Recombination and double COs increase in zyp1. (A) Genetic map distance (centi-Morgan) determined by recombination in pollen FTLs in three intervals. (B) Interference ratio calculated in the I3bc double interval. (C) Illustration and examples of double COs observed in zyp1 fluorescent pollen tetrads and an NCO in wild type. (D) Genetic map distance (cM) determined by fluorescent seed-based assay of the 420 interval. (E) An example of a field of view from the fluorescent seed recombination assay.

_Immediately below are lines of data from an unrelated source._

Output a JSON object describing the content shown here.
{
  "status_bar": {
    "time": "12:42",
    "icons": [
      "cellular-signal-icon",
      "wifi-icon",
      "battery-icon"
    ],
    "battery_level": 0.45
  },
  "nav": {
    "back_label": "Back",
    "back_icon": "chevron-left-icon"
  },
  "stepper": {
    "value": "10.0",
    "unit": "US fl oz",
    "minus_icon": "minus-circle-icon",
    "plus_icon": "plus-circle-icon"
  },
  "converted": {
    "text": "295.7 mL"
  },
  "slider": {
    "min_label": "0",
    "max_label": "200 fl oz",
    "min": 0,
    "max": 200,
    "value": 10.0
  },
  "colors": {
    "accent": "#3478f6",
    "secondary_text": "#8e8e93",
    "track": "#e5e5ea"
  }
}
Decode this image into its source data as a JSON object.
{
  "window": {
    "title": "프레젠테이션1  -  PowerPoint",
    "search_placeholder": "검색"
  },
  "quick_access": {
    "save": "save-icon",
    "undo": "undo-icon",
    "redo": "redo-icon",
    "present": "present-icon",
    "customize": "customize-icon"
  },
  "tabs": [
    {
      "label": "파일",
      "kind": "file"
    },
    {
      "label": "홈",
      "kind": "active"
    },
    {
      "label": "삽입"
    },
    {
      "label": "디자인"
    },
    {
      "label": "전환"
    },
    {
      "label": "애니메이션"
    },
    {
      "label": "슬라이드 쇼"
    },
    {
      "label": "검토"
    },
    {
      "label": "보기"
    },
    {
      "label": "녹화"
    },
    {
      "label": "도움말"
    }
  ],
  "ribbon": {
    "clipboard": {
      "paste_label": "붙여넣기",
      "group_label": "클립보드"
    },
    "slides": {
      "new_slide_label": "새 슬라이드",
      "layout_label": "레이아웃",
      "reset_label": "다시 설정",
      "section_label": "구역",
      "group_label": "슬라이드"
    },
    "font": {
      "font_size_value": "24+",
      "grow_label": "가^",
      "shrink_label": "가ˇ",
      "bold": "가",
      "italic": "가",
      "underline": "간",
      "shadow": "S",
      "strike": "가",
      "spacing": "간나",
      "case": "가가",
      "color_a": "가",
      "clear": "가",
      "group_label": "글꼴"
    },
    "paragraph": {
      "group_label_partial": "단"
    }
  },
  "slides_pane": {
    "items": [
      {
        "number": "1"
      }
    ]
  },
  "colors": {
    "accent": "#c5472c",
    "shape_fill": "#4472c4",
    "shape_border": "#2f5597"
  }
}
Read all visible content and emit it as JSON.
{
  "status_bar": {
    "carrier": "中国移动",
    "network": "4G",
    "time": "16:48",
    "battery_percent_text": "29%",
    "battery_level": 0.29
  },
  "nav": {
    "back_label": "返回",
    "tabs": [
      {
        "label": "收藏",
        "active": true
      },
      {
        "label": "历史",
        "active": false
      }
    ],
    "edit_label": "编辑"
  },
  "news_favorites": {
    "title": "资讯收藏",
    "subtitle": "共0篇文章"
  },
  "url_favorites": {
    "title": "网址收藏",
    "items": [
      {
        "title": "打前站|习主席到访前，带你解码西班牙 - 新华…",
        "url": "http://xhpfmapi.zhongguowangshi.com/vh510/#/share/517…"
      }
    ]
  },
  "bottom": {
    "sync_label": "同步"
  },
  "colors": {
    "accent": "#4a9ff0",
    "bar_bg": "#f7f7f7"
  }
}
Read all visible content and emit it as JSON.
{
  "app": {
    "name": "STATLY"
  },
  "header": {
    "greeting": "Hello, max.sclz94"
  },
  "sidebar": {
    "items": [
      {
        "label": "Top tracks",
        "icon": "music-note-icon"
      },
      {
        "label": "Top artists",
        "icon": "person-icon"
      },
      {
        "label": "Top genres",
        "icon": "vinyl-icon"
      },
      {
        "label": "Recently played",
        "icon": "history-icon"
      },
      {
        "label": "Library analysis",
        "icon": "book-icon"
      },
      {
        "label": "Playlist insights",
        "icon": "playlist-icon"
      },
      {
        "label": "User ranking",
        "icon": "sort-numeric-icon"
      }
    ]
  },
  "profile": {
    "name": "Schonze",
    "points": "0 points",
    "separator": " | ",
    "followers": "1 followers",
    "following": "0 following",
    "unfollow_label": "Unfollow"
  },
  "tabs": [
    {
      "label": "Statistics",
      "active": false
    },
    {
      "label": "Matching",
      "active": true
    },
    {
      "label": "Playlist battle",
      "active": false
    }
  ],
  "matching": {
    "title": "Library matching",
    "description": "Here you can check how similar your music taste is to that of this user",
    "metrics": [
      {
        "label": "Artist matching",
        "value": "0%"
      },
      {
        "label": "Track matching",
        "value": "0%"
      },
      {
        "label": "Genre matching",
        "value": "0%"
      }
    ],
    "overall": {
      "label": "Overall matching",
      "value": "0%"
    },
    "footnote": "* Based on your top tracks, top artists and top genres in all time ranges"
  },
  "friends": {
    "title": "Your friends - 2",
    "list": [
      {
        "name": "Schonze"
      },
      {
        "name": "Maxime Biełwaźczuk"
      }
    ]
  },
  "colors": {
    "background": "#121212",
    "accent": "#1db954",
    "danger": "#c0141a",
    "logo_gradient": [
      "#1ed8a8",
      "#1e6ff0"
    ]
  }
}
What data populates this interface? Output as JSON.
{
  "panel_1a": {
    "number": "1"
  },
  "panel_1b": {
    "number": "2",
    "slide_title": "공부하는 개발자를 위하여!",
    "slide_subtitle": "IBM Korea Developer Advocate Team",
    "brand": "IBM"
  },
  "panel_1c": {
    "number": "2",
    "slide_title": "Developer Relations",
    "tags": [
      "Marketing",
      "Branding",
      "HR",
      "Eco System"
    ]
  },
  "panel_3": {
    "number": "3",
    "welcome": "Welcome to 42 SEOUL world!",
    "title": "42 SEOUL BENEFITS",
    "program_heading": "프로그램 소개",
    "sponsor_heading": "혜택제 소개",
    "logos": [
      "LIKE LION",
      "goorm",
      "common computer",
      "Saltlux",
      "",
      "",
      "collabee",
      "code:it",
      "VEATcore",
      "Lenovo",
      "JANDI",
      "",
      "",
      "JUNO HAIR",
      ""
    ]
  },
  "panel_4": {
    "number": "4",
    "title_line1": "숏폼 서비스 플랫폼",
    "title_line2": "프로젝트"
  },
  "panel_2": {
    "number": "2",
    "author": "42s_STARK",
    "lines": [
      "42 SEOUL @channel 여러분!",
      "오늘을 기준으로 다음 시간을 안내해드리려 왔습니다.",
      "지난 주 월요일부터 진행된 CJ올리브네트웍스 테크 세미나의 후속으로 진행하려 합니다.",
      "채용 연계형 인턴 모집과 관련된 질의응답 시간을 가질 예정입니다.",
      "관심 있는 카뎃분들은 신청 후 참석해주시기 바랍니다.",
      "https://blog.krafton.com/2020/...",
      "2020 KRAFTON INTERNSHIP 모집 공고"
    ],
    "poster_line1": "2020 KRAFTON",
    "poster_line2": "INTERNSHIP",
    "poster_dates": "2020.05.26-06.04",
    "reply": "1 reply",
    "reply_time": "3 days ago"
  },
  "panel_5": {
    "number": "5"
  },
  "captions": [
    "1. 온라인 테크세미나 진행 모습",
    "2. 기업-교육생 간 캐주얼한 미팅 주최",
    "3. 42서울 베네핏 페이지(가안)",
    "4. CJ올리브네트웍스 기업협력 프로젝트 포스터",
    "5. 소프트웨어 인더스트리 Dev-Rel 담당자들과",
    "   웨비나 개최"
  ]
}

As well as a marked increase in the map distance for all three intervals, the I3bc double interval revealed that CO interference had been virtually abolished in zyp1a-3/zyp1b-1 (intra-interference ratio: WT = 0.3, SE = 0.055; zyp1a-3/zyp1b-1 = 0.92, SE = 0.079, P = 4.62 × 10⁻¹¹; in which a value of 0 = strong interference and 1 = no interference). This was supported by observations of tetrads showing up to three adjacent COs within the I3bc intervals (I3b double cross-over [DCO] with I3c single cross-overs [SCOs] and vice versa) which was never observed in the wild type (Fig. 7 B and C). Further supporting the observation that CO interference was substantially reduced in zyp1a-3/zyp1b-1, estimations of interference from single-interval tetrad data also were calculated. For I3b and I5b, the ratio of Observed DCOs/Expected DCOs (under the assumption of no interference) were increased in zyp1 compared to the wild type (I3b: WT = 0.17, zyp1a-3/zyp1b-1 = 0.74; I5b: WT = 0.23, zyp1a-3/zyp1b-1 = 0.57). For both the wild type and zyp1a-3/zyp1b-1, however, a χ² test showed that the counts of tetrads differed significantly from that expected without CO interference (I3b: WT P = 3.69 × 10⁻⁸, zyp1a-3/zyp1b-1 P = 0.018; I5b: WT P = 0.0024, zyp1a-3/zyp1b-1 P = 0.0071) (SI Appendix, Table S6). I3c interinterval interference ratios did not differ between zyp1a-3/zyp1b-1 and the wild type (I3c: WT = 0.30, zyp1a-3/zyp1b-1 = 0.34), although very few DCOs (<10) were observed and expected in both the mutant and wild type. Taken together, these results indicate that ZYP1 mediates CO interference in Arabidopsis.

As the pollen FTLs only measure the recombination products from male meiosis, we also employed the 420 seed-based FTL interval to jointly assay recombination from male and female meiosis (47). Map distances were increased in zyp1a-3/zyp1b-1 ($$ \overline{x}$$= 31.40 cM, SE = 0.41 cM, n = 6) compared to the wild type ($$ \overline{x}$$= 20.66 cM, SE = 0.81 cM, n = 5) (Fig. 7 D and E and SI Appendix, Table S7). A t test confirmed this difference was statistically significant (t = 11.882, df = 6.0257, P = 2.085 × 10⁻⁵). These results showed that recombination had increased by 1.52-fold, consistent with the observed increases in the pollen intervals, suggesting a consistent effect upon male and female meiosis.